KEN GIGLIOTTI /  WINNIPEG FREE PRESS
‘If you have no hope, what is the consequence of taking someone’s life?’
— Dr. Keith Hildahl
KEN GIGLIOTTI / WINNIPEG FREE PRESS ‘If you have no hope, what is the consequence of taking someone’s life?’ — Dr. Keith Hildahl

One of the boys, a 16-year-old with a cluster of love-bite bruises on his neck, answered in an indirect but telling way.

“My cousin was stabbed to death on College and Aikins.”

His cousin was Clark “Clarky” Stevenson. The street stabbing happened early on the morning of Sept. 10 and two teenagers have since been charged with killing the 15-year-old because they believed he was affiliated with a gang. One of the accused is 18, the other only 14.

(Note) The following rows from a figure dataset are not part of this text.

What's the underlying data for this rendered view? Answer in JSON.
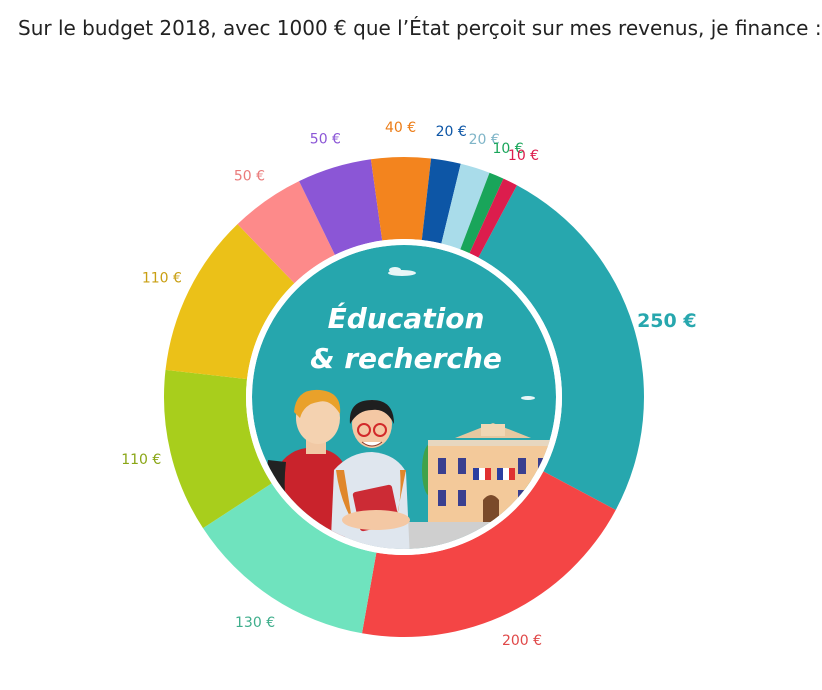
{
  "heading": "Sur le budget 2018, avec 1000 € que l’État perçoit sur mes revenus, je finance :",
  "center": {
    "line1": "Éducation",
    "line2": "& recherche",
    "bg_color": "#26a6ad"
  },
  "chart_data": {
    "type": "pie",
    "variant": "donut",
    "total": 1000,
    "unit": "€",
    "start": "top, clockwise",
    "slices": [
      {
        "label": "250 €",
        "value": 250,
        "color": "#27a7ae",
        "label_color": "#27a7ae",
        "active": true
      },
      {
        "label": "200 €",
        "value": 200,
        "color": "#f44545",
        "label_color": "#e04848"
      },
      {
        "label": "130 €",
        "value": 130,
        "color": "#6fe3be",
        "label_color": "#3fae8c"
      },
      {
        "label": "110 €",
        "value": 110,
        "color": "#a8ce1c",
        "label_color": "#8aa616"
      },
      {
        "label": "110 €",
        "value": 110,
        "color": "#ebc118",
        "label_color": "#c99f12"
      },
      {
        "label": "50 €",
        "value": 50,
        "color": "#fd8a8a",
        "label_color": "#ea7b7b"
      },
      {
        "label": "50 €",
        "value": 50,
        "color": "#8b56d6",
        "label_color": "#8b56d6"
      },
      {
        "label": "40 €",
        "value": 40,
        "color": "#f3841e",
        "label_color": "#ec7d18"
      },
      {
        "label": "20 €",
        "value": 20,
        "color": "#0d56a6",
        "label_color": "#0d56a6"
      },
      {
        "label": "20 €",
        "value": 20,
        "color": "#a9dcea",
        "label_color": "#7fb5c8"
      },
      {
        "label": "10 €",
        "value": 10,
        "color": "#19a55a",
        "label_color": "#19a55a"
      },
      {
        "label": "10 €",
        "value": 10,
        "color": "#dc1d4d",
        "label_color": "#dc1d4d"
      }
    ]
  }
}
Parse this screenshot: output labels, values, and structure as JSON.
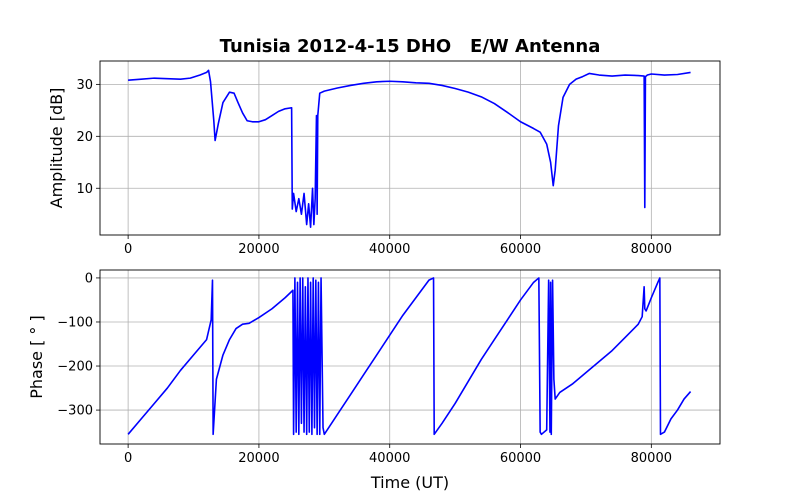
{
  "chart_data": {
    "type": "line",
    "title": "Tunisia 2012-4-15 DHO   E/W Antenna",
    "line_color": "#0000ff",
    "grid": true,
    "panels": [
      {
        "id": "amplitude",
        "ylabel": "Amplitude [dB]",
        "xlabel": "",
        "xlim": [
          -4300,
          90500
        ],
        "ylim": [
          1,
          34.5
        ],
        "xticks": [
          0,
          20000,
          40000,
          60000,
          80000
        ],
        "yticks": [
          10,
          20,
          30
        ],
        "series": [
          {
            "x": [
              0,
              2000,
              4000,
              6000,
              8000,
              9500,
              11000,
              12000,
              12300,
              12600,
              13100,
              13300,
              13800,
              14500,
              15500,
              16200,
              16800,
              17500,
              18200,
              19000,
              20000,
              21000,
              22000,
              23000,
              24000,
              25000,
              25100,
              25300,
              25700,
              26100,
              26500,
              26900,
              27300,
              27600,
              27900,
              28200,
              28400,
              28600,
              28800,
              28900,
              29000,
              29300,
              30000,
              32000,
              34000,
              36000,
              38000,
              40000,
              42000,
              44000,
              46000,
              48000,
              50000,
              52000,
              54000,
              56000,
              58000,
              60000,
              62000,
              63000,
              64000,
              64600,
              65000,
              65300,
              65800,
              66500,
              67500,
              68500,
              69500,
              70500,
              72000,
              74000,
              76000,
              78000,
              78900,
              79000,
              79100,
              79400,
              80000,
              82000,
              84000,
              86000
            ],
            "y": [
              30.8,
              31,
              31.2,
              31.1,
              31,
              31.2,
              31.8,
              32.3,
              32.7,
              30.5,
              23,
              19.2,
              22.5,
              26.5,
              28.5,
              28.3,
              26.5,
              24.5,
              23,
              22.8,
              22.8,
              23.2,
              24,
              24.8,
              25.3,
              25.5,
              6,
              9,
              5.5,
              8,
              5,
              9,
              3,
              7,
              2.5,
              10,
              3,
              8,
              24,
              5,
              24,
              28.3,
              28.7,
              29.3,
              29.8,
              30.2,
              30.5,
              30.6,
              30.5,
              30.3,
              30.2,
              29.8,
              29.2,
              28.5,
              27.6,
              26.3,
              24.6,
              22.8,
              21.5,
              20.8,
              18.5,
              15,
              10.5,
              13.5,
              22,
              27.5,
              30,
              31,
              31.5,
              32.1,
              31.8,
              31.6,
              31.8,
              31.7,
              31.6,
              6.3,
              31.5,
              31.8,
              32,
              31.8,
              31.9,
              32.3
            ]
          }
        ]
      },
      {
        "id": "phase",
        "ylabel": "Phase [ $^\\circ$ ]",
        "ylabel_display": "Phase [ ° ]",
        "xlabel": "Time (UT)",
        "xlim": [
          -4300,
          90500
        ],
        "ylim": [
          -377,
          18
        ],
        "xticks": [
          0,
          20000,
          40000,
          60000,
          80000
        ],
        "yticks": [
          0,
          -100,
          -200,
          -300
        ],
        "series": [
          {
            "x": [
              0,
              2000,
              4000,
              6000,
              8000,
              10000,
              12000,
              12700,
              12900,
              13000,
              13500,
              14500,
              15500,
              16500,
              17500,
              18500,
              20000,
              22000,
              24000,
              25200,
              25300,
              25500,
              25700,
              25900,
              26100,
              26300,
              26500,
              26700,
              26900,
              27100,
              27300,
              27500,
              27700,
              27900,
              28100,
              28300,
              28500,
              28700,
              28900,
              29100,
              29300,
              29500,
              29800,
              30000,
              32000,
              34000,
              36000,
              38000,
              40000,
              42000,
              44000,
              46000,
              46700,
              46800,
              48000,
              50000,
              52000,
              54000,
              56000,
              58000,
              60000,
              62000,
              62800,
              63000,
              63200,
              64000,
              64300,
              64500,
              64600,
              64700,
              64900,
              65100,
              65300,
              66000,
              68000,
              70000,
              72000,
              74000,
              76000,
              78000,
              78600,
              78900,
              79000,
              79200,
              80000,
              81000,
              81300,
              81400,
              82000,
              83000,
              84000,
              85000,
              86000
            ],
            "y": [
              -355,
              -320,
              -285,
              -250,
              -210,
              -175,
              -140,
              -95,
              -5,
              -355,
              -230,
              -175,
              -140,
              -115,
              -105,
              -103,
              -90,
              -70,
              -45,
              -28,
              -355,
              0,
              -350,
              -10,
              -355,
              0,
              -330,
              0,
              -350,
              -20,
              -355,
              0,
              -350,
              -10,
              -355,
              0,
              -340,
              -5,
              -355,
              -10,
              -355,
              0,
              -340,
              -355,
              -310,
              -265,
              -220,
              -175,
              -130,
              -85,
              -45,
              -5,
              0,
              -355,
              -330,
              -285,
              -235,
              -185,
              -140,
              -95,
              -50,
              -10,
              0,
              -350,
              -355,
              -345,
              -5,
              -350,
              -10,
              -355,
              -5,
              -230,
              -275,
              -260,
              -240,
              -215,
              -190,
              -165,
              -135,
              -105,
              -88,
              -20,
              -70,
              -75,
              -45,
              -10,
              0,
              -355,
              -350,
              -320,
              -300,
              -275,
              -258
            ]
          }
        ]
      }
    ]
  }
}
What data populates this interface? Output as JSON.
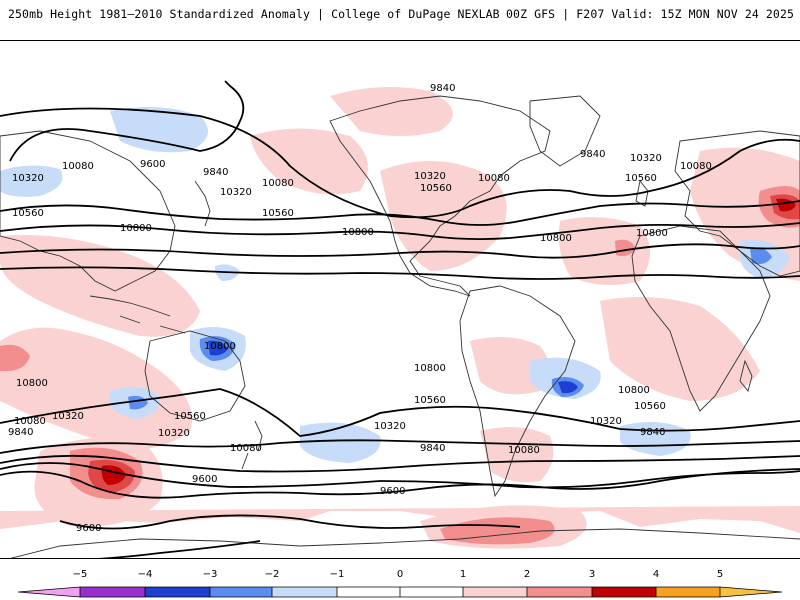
{
  "header": {
    "title_left": "250mb Height 1981–2010 Standardized Anomaly | College of DuPage NEXLAB",
    "title_right": "00Z GFS | F207 Valid: 15Z MON NOV 24 2025"
  },
  "colors": {
    "neg5": "#f0a0f0",
    "neg4": "#9a2fd0",
    "neg3": "#1f3fd0",
    "neg2": "#5b8cf0",
    "neg1": "#c6dcf8",
    "neutral": "#ffffff",
    "pos1": "#fbd2d2",
    "pos2": "#f28e8e",
    "pos3": "#e04848",
    "pos4": "#c00000",
    "pos5": "#f6a020",
    "contour": "#000000",
    "coast": "#333333"
  },
  "map": {
    "contour_labels": [
      {
        "id": "c9840-npac",
        "text": "9840"
      },
      {
        "id": "c9840-wpac",
        "text": "9840"
      },
      {
        "id": "c9600-npac",
        "text": "9600"
      },
      {
        "id": "c9840-natl",
        "text": "9840"
      },
      {
        "id": "c10320-natl",
        "text": "10320"
      },
      {
        "id": "c10080-eur",
        "text": "10080"
      },
      {
        "id": "c10080-w",
        "text": "10080"
      },
      {
        "id": "c10320-w",
        "text": "10320"
      },
      {
        "id": "c10080-pac",
        "text": "10080"
      },
      {
        "id": "c10320-pac",
        "text": "10320"
      },
      {
        "id": "c10560-w",
        "text": "10560"
      },
      {
        "id": "c10560-pac",
        "text": "10560"
      },
      {
        "id": "c10320-us",
        "text": "10320"
      },
      {
        "id": "c10560-us",
        "text": "10560"
      },
      {
        "id": "c10080-us",
        "text": "10080"
      },
      {
        "id": "c10560-atl",
        "text": "10560"
      },
      {
        "id": "c10800-w",
        "text": "10800"
      },
      {
        "id": "c10800-pac",
        "text": "10800"
      },
      {
        "id": "c10800-atl",
        "text": "10800"
      },
      {
        "id": "c10800-afr",
        "text": "10800"
      },
      {
        "id": "c10800-aus",
        "text": "10800"
      },
      {
        "id": "c10800-sw",
        "text": "10800"
      },
      {
        "id": "c10800-spac",
        "text": "10800"
      },
      {
        "id": "c10800-satl",
        "text": "10800"
      },
      {
        "id": "c10560-aus",
        "text": "10560"
      },
      {
        "id": "c10560-spac",
        "text": "10560"
      },
      {
        "id": "c10560-satl",
        "text": "10560"
      },
      {
        "id": "c10320-sw",
        "text": "10320"
      },
      {
        "id": "c10320-aus",
        "text": "10320"
      },
      {
        "id": "c10320-spac",
        "text": "10320"
      },
      {
        "id": "c10320-satl",
        "text": "10320"
      },
      {
        "id": "c10080-sw",
        "text": "10080"
      },
      {
        "id": "c10080-aus",
        "text": "10080"
      },
      {
        "id": "c10080-sam",
        "text": "10080"
      },
      {
        "id": "c9840-sw",
        "text": "9840"
      },
      {
        "id": "c9840-spac",
        "text": "9840"
      },
      {
        "id": "c9840-satl",
        "text": "9840"
      },
      {
        "id": "c9600-sw",
        "text": "9600"
      },
      {
        "id": "c9600-spac",
        "text": "9600"
      },
      {
        "id": "c9600-s",
        "text": "9600"
      }
    ]
  },
  "colorbar": {
    "ticks": [
      {
        "id": "t-5",
        "text": "−5"
      },
      {
        "id": "t-4",
        "text": "−4"
      },
      {
        "id": "t-3",
        "text": "−3"
      },
      {
        "id": "t-2",
        "text": "−2"
      },
      {
        "id": "t-1",
        "text": "−1"
      },
      {
        "id": "t0",
        "text": "0"
      },
      {
        "id": "t1",
        "text": "1"
      },
      {
        "id": "t2",
        "text": "2"
      },
      {
        "id": "t3",
        "text": "3"
      },
      {
        "id": "t4",
        "text": "4"
      },
      {
        "id": "t5",
        "text": "5"
      }
    ]
  }
}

I could tell the kid who is living with the death of his cousin wanted to talk more, but the leader of the group pulled him away. But he called back that we would meet later at the Tim Hortons across Portage Avenue.

“Five o’clock,” he said.

— — —

The next day, I had another appointment, this time with Dr. Keith Hildahl, the head of the Winnipeg Regional Health Authority’s child adolescent mental health program.

I had a related question for him, too.

How does a kid get to the point in his life where he can look some other kid in the eye and stab him in the heart?

Actually, I’d been thinking about that long before Friday’s Free Press story about teenagers being the victim or the accused in nine of the city’s 32 murders so far this year.

My initial curiosity came from constant police reports of people, mostly young people from the inner city, being stabbed but not necessarily dying.

Subsequently, I read about kids in what amounts to inner-city American war zones who witness and live with the threat of violence in their homes and neighbourhoods and how so many of them suffer the emotion-numbing after-effects of post-traumatic stress disorder. I wondered if that could be part of the reason kids in inner-city Winnipeg can kill other kids with such little feeling. The way soldiers are trained to, and street gang members are supposed to.

Hildahl agreed that was part of it.

“We’ve got lots of kids who come through youth justice who have had early physical abuse and early sexual abuse and massive amounts of early neglect.”

Which creates what psychiatrists call a lack of “attachment,” the emotional connections that come from being loved and nurtured as a child that help us empathize with others later in life.

But Hildahl also said this: “There are as many stories as there are murderers.”

He suggested there’s a natural tendency to want to lump the reasons into those large clusters.

“Gangs, which is a big factor. Inner city. Obviously a big deal. Poverty.”

I suggested another reason.

It comes from something published years ago in a letter to the New York Times. “Why do young black men kill other young black men?” the letter writer asked. “Because they’re shooting into a mirror.”

But Hildahl suggested that what he sees most when he looks into the souls of these mostly First Nations kids isn’t self-loathing.

“I see more emptiness. I see lots of emptiness. Kids who have nothing and understand they have nothing.”

Kids who don’t see a future.

Who lack hope.

“If you have no hope,” Hildahl said, “what is the consequence of taking someone’s life?”

Yet, after they kill, Hildahl said, some kids have deep remorse. Others express remorse as much as their limited emotional development allows.

“And once in a while we see kids with no remorse.”

Surprisingly perhaps, few in Hildahl’s experience are classic sociopaths. Instead, when they’re alone in a room without the bravado of the gang to live up to, Hildahl sees them for what they really are.

“These are poor lost kids.”

But these are the grandchildren of the kids Hildahl saw when he was working as a youth justice counsellor back in the early 1970s.

“You’re seeing a generational transfer,” he said. “And it’s growing.”

 

— — —

 

If you’re wondering about the kid who was supposed to meet me at Tim Hortons, he didn’t show up.

But then I didn’t really think he would. What concerns me far more is, other than talking tough on crime, most of our political leaders have failed to show up on the issue during the provincial election.

But then I really didn’t think they would, either.